The prosecution lawyers had argued that the samples were essential for concluding the investigation of this high profile case.
The trial court had also rejected another petition of the prosecution requesting the court to declare Ajmal Kasab and Faheem Ansari absconders in order to meet legal formalities.
The prosecution had told the court that unless it declared the two men absconders, the trial against them would remain “inconclusive” as both have been cited as accused in the Mumbai attack case by Indian authorities and that they were also wanted by the Federal Investigation Agency (FIA) that was probing the 26/11 case.

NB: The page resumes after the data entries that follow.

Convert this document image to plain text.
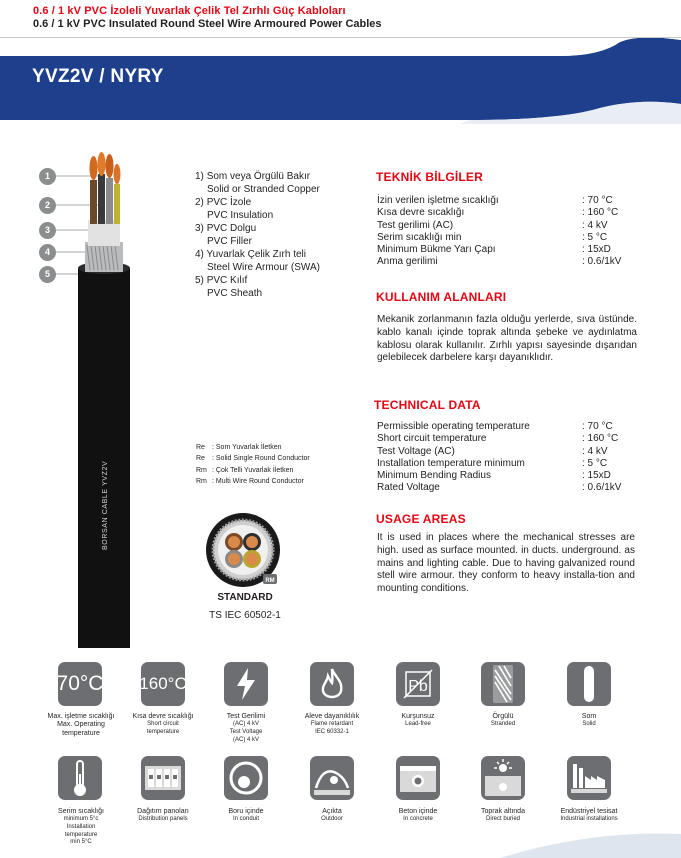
0.6 / 1 kV PVC İzoleli Yuvarlak Çelik Tel Zırhlı Güç Kabloları
0.6 / 1 kV PVC Insulated Round Steel Wire Armoured Power Cables
YVZ2V / NYRY
BORSAN CABLE YVZ2V
1
2
3
4
5
1) Som veya Örgülü Bakır
Solid or Stranded Copper
2) PVC İzole
PVC Insulation
3) PVC Dolgu
PVC Filler
4) Yuvarlak Çelik Zırh teli
Steel Wire Armour (SWA)
5) PVC Kılıf
PVC Sheath
Re	: Som Yuvarlak İletken
Re	: Solid Single Round Conductor
Rm : Çok Telli Yuvarlak İletken
Rm : Multi Wire Round Conductor
RM
STANDARD
TS IEC 60502-1
TEKNİK BİLGİLER
İzin verilen işletme sıcaklığı	: 70 °C
Kısa devre sıcaklığı	: 160 °C
Test gerilimi (AC)	: 4 kV
Serim sıcaklığı min	: 5 °C
Minimum Bükme Yarı Çapı	: 15xD
Anma gerilimi	: 0.6/1kV
KULLANIM ALANLARI
Mekanik zorlanmanın fazla olduğu yerlerde, sıva üstünde. kablo kanalı içinde toprak altında şebeke ve aydınlatma kablosu olarak kullanılır. Zırhlı yapısı sayesinde dışarıdan gelebilecek darbelere karşı dayanıklıdır.
TECHNICAL DATA
Permissible operating temperature	: 70 °C
Short circuit temperature	: 160 °C
Test Voltage (AC)	: 4 kV
Installation temperature minimum	: 5 °C
Minimum Bending Radius	: 15xD
Rated Voltage	: 0.6/1kV
USAGE AREAS
It is used in places where the mechanical stresses are high. used as surface mounted. in ducts. underground. as mains and lighting cable. Due to having galvanized round stell wire armour. they conform to heavy installa-tion and mounting conditions.
70°C
Max. işletme sıcaklığı
Max. Operating
temperature
160°C
Kısa devre sıcaklığı
Short circuit
temperature
Test Gerilimi
(AC) 4 kV
Test Voltage
(AC) 4 kV
Aleve dayanıklılık
Flame retardant
IEC 60332-1
Pb
Kurşunsuz
Lead-free
Örgülü
Stranded
Som
Solid
Serim sıcaklığı
minimum 5°c
Installation
temperature
min 5°C
Dağıtım panoları
Distribution panels
Boru içinde
In conduit
Açıkta
Outdoor
Beton içinde
In concrete
Toprak altında
Direct buried
Endüstriyel tesisat
Industrial installations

Pakistani authorities arrested seven Lashkar-e-Toiba (LeT) members involved in the planning of the attacks including the terrorist group’s operations commander Zakiur Rehman Lakhvi, the mastermind of the Mumbai attacks.
Six accused — Abdul Wajid, Mazhar Iqbal, Hamad Amin Sadiq, Shahid Jameel Riaz, Jamil Ahmed and Younis Anjum — have been in Adiala Jail for more than six years in connection with planning and executing the Mumbai attack in November, 2008, that left 166 people killed.
Lakhvi, 56, secured bail in December, 2014, and was subsequently released from Adiala Jail on April 10, 2015, after the Lahore High Court set aside the government’s order to detain him under a public security act.
A trial is underway against them at the ATC since 2009.